Mental fitness is simply being able to access your ideal performance mind state for the lap and emotional fitness is having behavior flexibility. Let’s go over these quickly.
Your mind state is going to either enhance you or hurt you, and I like to think of these as either being resourceful or un-resourceful.
A resourceful mind state could mean you have thoughts and feelings of being energized, alert, confident, empowered, ready, etc. There are so many more and these just a few examples.
An un-resourceful mind state could be thoughts and feelings of uncertainty, fear, doubt, not good enough, not belonging, nervousness, anxiety, etc.
The question is, do you have an intention of having a resourceful mind state and are you able to access it before the gate drops and maintain it from staging til the end of the lap.
Emotional Fitness is about your ability to respond to things resourcefully vs responding un-resourcefully. For example, you just saw the moto board and it has all the fast names on the board, how do you respond? Are you defeated immediately, or are you energized and up for the challenge with an opportunistic attitude? Behavior flexibility is more about how well can you respond resourcefully, being flexible to look at things through an opportunistic filter.
When I think of character traits I also consider ones ability to practice discipline, dedication, effort and focus.
Some riders have no problems with their ability to show effort and dedication. Some are just halfway in rather than all in.
Usually this is a result of one or two things.
- Their purpose to race and compete isn’t strong enough. If this is the case, then they should revisit this.
- It could be that an athlete is gifted and things come easy to them and it’s not required of them to put in extra effort or to practice discipline, or they just don’t understand the value of putting in work, focus or dedication. This is where someone will need to teach them the importance of character traits.

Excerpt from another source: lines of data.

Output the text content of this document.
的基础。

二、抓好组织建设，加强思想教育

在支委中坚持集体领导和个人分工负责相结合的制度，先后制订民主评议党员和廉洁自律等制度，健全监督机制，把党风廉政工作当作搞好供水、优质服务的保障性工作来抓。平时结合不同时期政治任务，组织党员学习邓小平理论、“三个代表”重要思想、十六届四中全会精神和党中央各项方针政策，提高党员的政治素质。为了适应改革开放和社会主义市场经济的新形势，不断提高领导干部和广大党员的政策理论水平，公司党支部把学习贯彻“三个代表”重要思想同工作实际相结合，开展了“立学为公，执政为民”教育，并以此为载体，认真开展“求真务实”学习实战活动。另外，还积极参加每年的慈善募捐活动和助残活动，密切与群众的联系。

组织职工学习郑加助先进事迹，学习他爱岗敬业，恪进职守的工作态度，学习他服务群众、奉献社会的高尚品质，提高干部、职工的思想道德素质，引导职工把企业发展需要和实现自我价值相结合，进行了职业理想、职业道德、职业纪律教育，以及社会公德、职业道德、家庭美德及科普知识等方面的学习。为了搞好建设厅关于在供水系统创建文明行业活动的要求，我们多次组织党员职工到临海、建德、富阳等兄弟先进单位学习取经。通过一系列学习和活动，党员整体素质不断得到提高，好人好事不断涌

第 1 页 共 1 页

For me, I have personally struggled in all of these areas throughout my Amateur and Professional career, and when I found myself working on all pillars at once the magic appeared. The consistency of the work elevated each pillar and the results were elevated. The biggest mistake I made and many other athletes make is that we think that once a pillar gets maxed out, we don’t need to work or maintain it. Working on the pillars is an infinite game - meaning, it doesn’t stop until you stop competing. The greatest racers, the greatest athletes are always working on the pillars.
Now, it’s time to get to work, and show up!